KEY indicators used to measure the well-being of the U.S. economy continue to point to a slow but steady improvement in 2013.
Furthermore, a recent survey of food and agribusiness executives points to optimism in the sector.
Looking at the broader economy, The Conference Board reported May 30 that global growth is at a stable but slow 3%. The board cited weak markets as a predominant reason for such sluggish growth but noted clear upside potential for the U.S. and other developed economies in the second half of 2013.
In its measure of consumer confidence, often used as an indicator of Americans' willingness to part with their disposable income, the board reported a second consecutive month of improvement. The Consumer Confidence Index stood at 76.2 for May, up from 69.0 in April (1985 equals a confidence index of 100).
"Consumer confidence posted another gain last month and is now at a five-year high," said Lynn Franco, director of economic indicators at The Conference Board. "Consumers' assessment of current business and labor market conditions was more positive, and they were considerably more upbeat about future economic and job prospects."
Franco said back-to-back months of improving confidence might indicate that consumers think the economy is on the mend and poised to overcome the traction lost due to the fiscal cliff, payroll tax hike and the sequester.
The markets took a sharp tumble last Thursday in reaction to news that the Federal Reserve might begin tapering off its aggressive bond buying strategy. Comments from Fed chair Ben Bernanke gave a clear indication that "quantitative easing" may have run its course, and non-agricultural commodities fell sharply, along with the broader range of financial instruments.
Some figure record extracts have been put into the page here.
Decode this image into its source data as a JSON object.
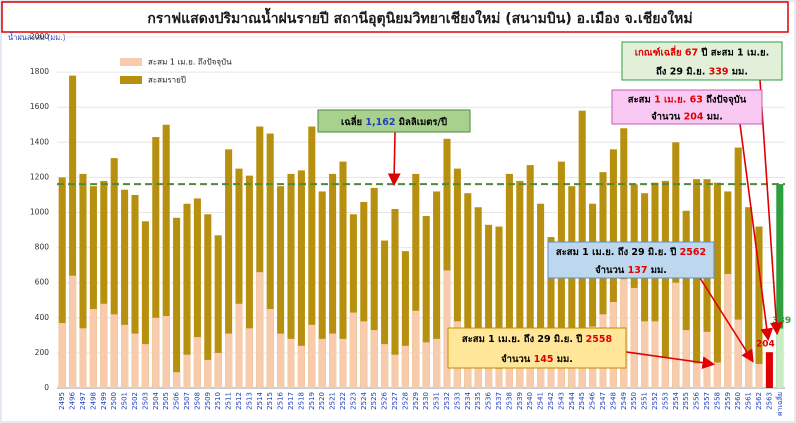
{
  "chart_data": {
    "type": "overlap_bar",
    "title": "กราฟแสดงปริมาณน้ำฝนรายปี สถานีอุตุนิยมวิทยาเชียงใหม่ (สนามบิน) อ.เมือง จ.เชียงใหม่",
    "y_label": "น้ำฝนสะสม (มม.)",
    "categories": [
      "2495",
      "2496",
      "2497",
      "2498",
      "2499",
      "2500",
      "2501",
      "2502",
      "2503",
      "2504",
      "2505",
      "2506",
      "2507",
      "2508",
      "2509",
      "2510",
      "2511",
      "2512",
      "2513",
      "2514",
      "2515",
      "2516",
      "2517",
      "2518",
      "2519",
      "2520",
      "2521",
      "2522",
      "2523",
      "2524",
      "2525",
      "2526",
      "2527",
      "2528",
      "2529",
      "2530",
      "2531",
      "2532",
      "2533",
      "2534",
      "2535",
      "2536",
      "2537",
      "2538",
      "2539",
      "2540",
      "2541",
      "2542",
      "2543",
      "2544",
      "2545",
      "2546",
      "2547",
      "2548",
      "2549",
      "2550",
      "2551",
      "2552",
      "2553",
      "2554",
      "2555",
      "2556",
      "2557",
      "2558",
      "2559",
      "2560",
      "2561",
      "2562",
      "2563",
      "ค่าเฉลี่ย"
    ],
    "series": [
      {
        "name": "สะสมรายปี",
        "color": "#b8900f",
        "point_colors": {
          "ค่าเฉลี่ย": "#2e9e3e"
        },
        "values": [
          1200,
          1780,
          1220,
          1150,
          1180,
          1310,
          1130,
          1100,
          950,
          1430,
          1500,
          970,
          1050,
          1080,
          990,
          870,
          1360,
          1250,
          1210,
          1490,
          1450,
          1150,
          1220,
          1240,
          1490,
          1120,
          1220,
          1290,
          990,
          1060,
          1140,
          840,
          1020,
          780,
          1220,
          980,
          1120,
          1420,
          1250,
          1110,
          1030,
          930,
          920,
          1220,
          1180,
          1270,
          1050,
          860,
          1290,
          1150,
          1580,
          1050,
          1230,
          1360,
          1480,
          1160,
          1110,
          1170,
          1180,
          1400,
          1010,
          1190,
          1190,
          1170,
          1120,
          1370,
          1030,
          920,
          null,
          1162
        ]
      },
      {
        "name": "สะสม 1 เม.ย. ถึงปัจจุบัน",
        "color": "#f8cbad",
        "point_colors": {
          "2563": "#e00000",
          "ค่าเฉลี่ย": "#c9ecc4"
        },
        "label_colors": {
          "2563": "#e00000",
          "ค่าเฉลี่ย": "#2e9e3e"
        },
        "data_labels": [
          "2563",
          "ค่าเฉลี่ย"
        ],
        "values": [
          370,
          640,
          340,
          450,
          480,
          420,
          360,
          310,
          250,
          400,
          410,
          90,
          190,
          290,
          160,
          200,
          310,
          480,
          340,
          660,
          450,
          310,
          280,
          240,
          360,
          280,
          310,
          280,
          430,
          380,
          330,
          250,
          190,
          240,
          440,
          260,
          280,
          670,
          380,
          300,
          300,
          200,
          110,
          220,
          320,
          280,
          270,
          170,
          230,
          210,
          200,
          350,
          420,
          490,
          620,
          570,
          380,
          380,
          170,
          600,
          330,
          140,
          320,
          145,
          650,
          390,
          180,
          137,
          204,
          339
        ]
      }
    ],
    "average_line": {
      "value": 1162,
      "color": "#4e8a3a"
    },
    "ylim": [
      0,
      2000
    ],
    "yticks": [
      0,
      200,
      400,
      600,
      800,
      1000,
      1200,
      1400,
      1600,
      1800,
      2000
    ],
    "grid": true,
    "annotations": [
      {
        "fill": "#a9d18e",
        "border": "#4e8a3a",
        "lines": [
          [
            {
              "text": "เฉลี่ย ",
              "color": "#000"
            },
            {
              "text": "1,162",
              "color": "#1f3fbf"
            },
            {
              "text": " มิลลิเมตร/ปี",
              "color": "#000"
            }
          ]
        ]
      },
      {
        "fill": "#e2f0d9",
        "border": "#2e9e3e",
        "lines": [
          [
            {
              "text": "เกณฑ์เฉลี่ย ",
              "color": "#e00000"
            },
            {
              "text": "67",
              "color": "#e00000"
            },
            {
              "text": " ปี สะสม 1 เม.ย.",
              "color": "#000"
            }
          ],
          [
            {
              "text": "ถึง 29 มิ.ย. ",
              "color": "#000"
            },
            {
              "text": "339",
              "color": "#e00000"
            },
            {
              "text": " มม.",
              "color": "#000"
            }
          ]
        ]
      },
      {
        "fill": "#f9c9f3",
        "border": "#c060b0",
        "lines": [
          [
            {
              "text": "สะสม ",
              "color": "#000"
            },
            {
              "text": "1 เม.ย. 63",
              "color": "#e00000"
            },
            {
              "text": " ถึงปัจจุบัน",
              "color": "#000"
            }
          ],
          [
            {
              "text": "จำนวน ",
              "color": "#000"
            },
            {
              "text": "204",
              "color": "#e00000"
            },
            {
              "text": " มม.",
              "color": "#000"
            }
          ]
        ]
      },
      {
        "fill": "#bdd7ee",
        "border": "#5b8fc7",
        "lines": [
          [
            {
              "text": "สะสม 1 เม.ย. ถึง 29 มิ.ย. ปี ",
              "color": "#000"
            },
            {
              "text": "2562",
              "color": "#e00000"
            }
          ],
          [
            {
              "text": "จำนวน ",
              "color": "#000"
            },
            {
              "text": "137",
              "color": "#e00000"
            },
            {
              "text": " มม.",
              "color": "#000"
            }
          ]
        ]
      },
      {
        "fill": "#ffe699",
        "border": "#c09000",
        "lines": [
          [
            {
              "text": "สะสม 1 เม.ย. ถึง 29 มิ.ย. ปี ",
              "color": "#000"
            },
            {
              "text": "2558",
              "color": "#e00000"
            }
          ],
          [
            {
              "text": "จำนวน ",
              "color": "#000"
            },
            {
              "text": "145",
              "color": "#e00000"
            },
            {
              "text": " มม.",
              "color": "#000"
            }
          ]
        ]
      }
    ]
  }
}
Prior to the Federal Open Markets Committee meeting, however, business leaders were feeling much more optimistic about the general state of business. A late-May survey conducted by GE Capital found that the chief financial officers of mid-sized U.S. food, beverage and agribusiness firms were confident about growth in the sector and were beginning to hire additional workers.
Of the CFOs surveyed, 64% predicted stable growth — a 7% increase from the previous survey conducted in the third quarter of 2012 — and 22% said they expect the industry to expand.
Even more telling, 40% of CFOs said they plan to increase capital expenditures in 2013, an increase of eight percentage points. Also, 83% said their firms hired new staff this year, up from 65%, and 60% indicated further plans to hire in the second half of the year.
"As CFOs seek to improve operational efficiency and maintain a high standard of food safety, we're seeing many middle-market companies take on improvement projects," said Chris Nay, senior managing director of food and beverage at GE Capital. "Lenders are well-positioned to provide business-building capital as food and beverage companies turn their attention back to investing in growth."
GE said 63% of CFOs expect revenues to increase this year compared with last year, and 69% expect profits to remain steady or increase.
Outside the food and agriculture sector, executives who are used to some measure of pessimism in recent years appeared to be more confident.
According to The Conference Board, CEO confidence improved for a second straight quarter at a reading of 54 during the first quarter of 2013, up from 46 in the prior quarter (a measure greater than 50 indicates more positive than negative responses).
"CEO confidence improved again but still remains rather weak," Franco explained. "However, expectations are that conditions will modestly improve in most markets, with the exception of Europe, where the outlook for the next six months remains pessimistic."
As market reaction to last week's Federal Open Markets Committee meeting indicated, there are still plenty of pitfalls en route to an overall sense that the economy has successfully returned from the brink. The Federal Reserve Bank of Chicago reported that economic growth in its five-state region had, in fact, slowed in April, and CFOs surveyed by GE indicated that costs continue to increase.
So, while consumers and business leaders feel better about the state of affairs today than they did a year ago, the watch phrase for the economy remains "cautious optimism."